Current work emphasizes that peripheral tissue injury and inflammation results in a heightened sensitivity to subsequent noxious input (hyperalgesia) that is mediated in large part by the spinal synthesis and release of eicosanoids, in particular prostaglandins. Secreted phospholipase A 2s (sPLA 2s) form a class of structurally related enzymes that release arachidonic acid from cell membranes that is further processed to produce eicosanoids. We hypothesized that spinal sPLA 2s may contribute to inflammation-induced hyperalgesia. Spinal cord tissue and cerebrospinal fluid were collected from rats for assessment of sPLA 2 protein expression and sPLA 2 activity. A basal sPLA 2 protein expression and activity was detected in spinal cord homogenate (87±17 pmol/min/mg), though no activity could be detected in cisternal cerebrospinal fluid, of naive rats.

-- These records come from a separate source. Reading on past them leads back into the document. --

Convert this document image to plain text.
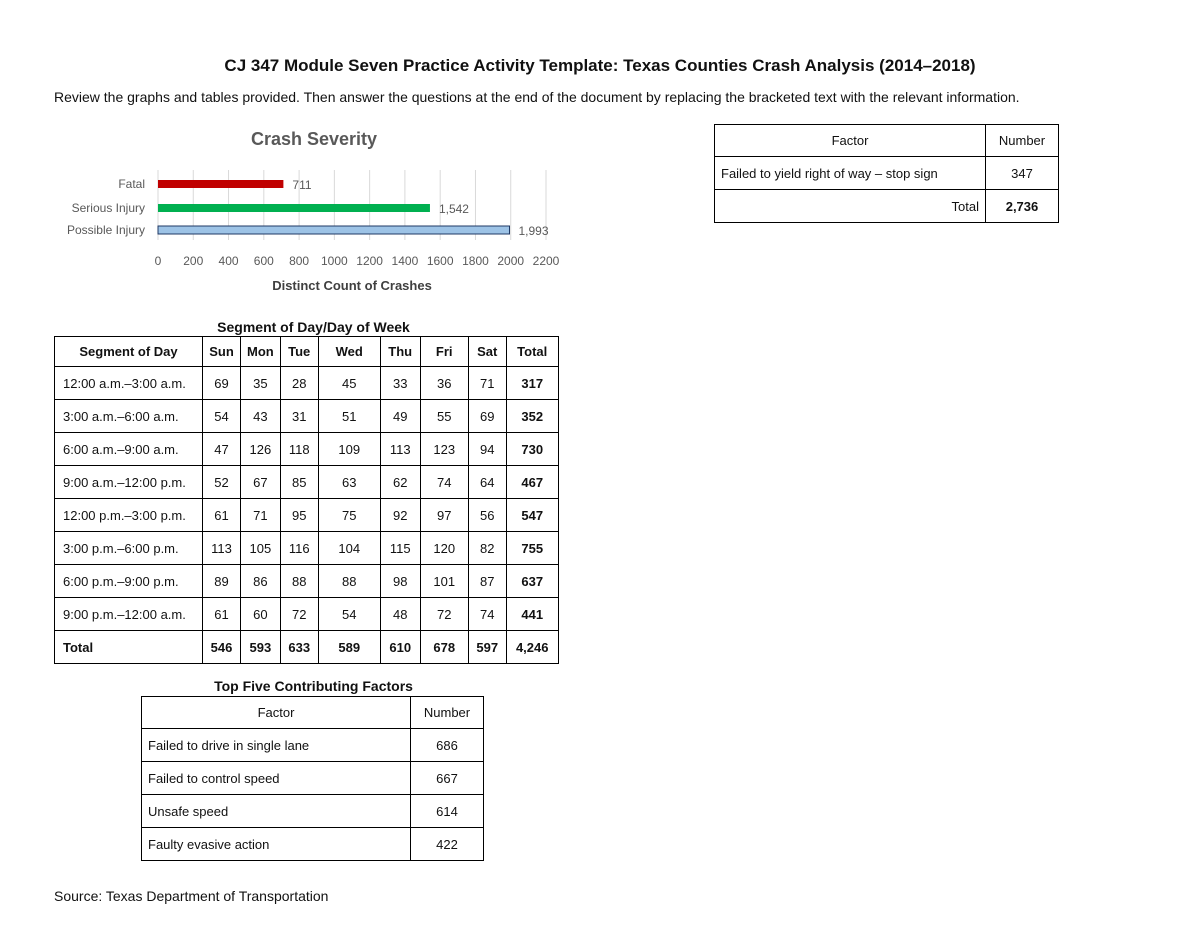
CJ 347 Module Seven Practice Activity Template: Texas Counties Crash Analysis (2014–2018)
Review the graphs and tables provided. Then answer the questions at the end of the document by replacing the bracketed text with the relevant information.
Crash Severity
711
1,542
1,993
Fatal
Serious Injury
Possible Injury
0 200 400 600 800 1000 1200 1400 1600 1800 2000 2200
Distinct Count of Crashes
Segment of Day/Day of Week
Segment of Day	Sun	Mon	Tue	Wed	Thu	Fri	Sat	Total
12:00 a.m.–3:00 a.m.	69	35	28	45	33	36	71	317
3:00 a.m.–6:00 a.m.	54	43	31	51	49	55	69	352
6:00 a.m.–9:00 a.m.	47	126	118	109	113	123	94	730
9:00 a.m.–12:00 p.m.	52	67	85	63	62	74	64	467
12:00 p.m.–3:00 p.m.	61	71	95	75	92	97	56	547
3:00 p.m.–6:00 p.m.	113	105	116	104	115	120	82	755
6:00 p.m.–9:00 p.m.	89	86	88	88	98	101	87	637
9:00 p.m.–12:00 a.m.	61	60	72	54	48	72	74	441
Total	546	593	633	589	610	678	597	4,246
Top Five Contributing Factors
Factor	Number
Failed to drive in single lane	686
Failed to control speed	667
Unsafe speed	614
Faulty evasive action	422
Factor	Number
Failed to yield right of way – stop sign	347
Total	2,736
Source: Texas Department of Transportation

The sPLA 2 activity did not change in spinal cord tissue or cerebrospinal fluid assessed over 8 h after injection of carrageenan into the hind paw. However, the sPLA 2 activity observed in spinal cord homogenates was suppressed by addition of LY311727, a selective sPLA 2 inhibitor. To determine the role of this spinal sPLA 2 in hyperalgesia, we assessed the effects of lumbar intrathecal (IT) administration of LY311727 in rats with chronic IT catheters in three experimental models of hyperalgesia. IT LY311727 (3–30μg) dose-dependently prevented intraplantar carrageenan-induced thermal hyperalgesia and formalin-induced flinching, at doses that had no effect on motor function. IT LY311727 also suppressed thermal hyperalgesia induced by IT injection of substance P (30nmol). Using in vivo spinal microdialysis, we found that IT injection of LY311727 attenuated prostaglandin E 2 release into spinal dialysate otherwise evoked by the IT injection of substance P. Taken together, this work points to a role for constitutive sPLA 2s in spinal nociceptive processing.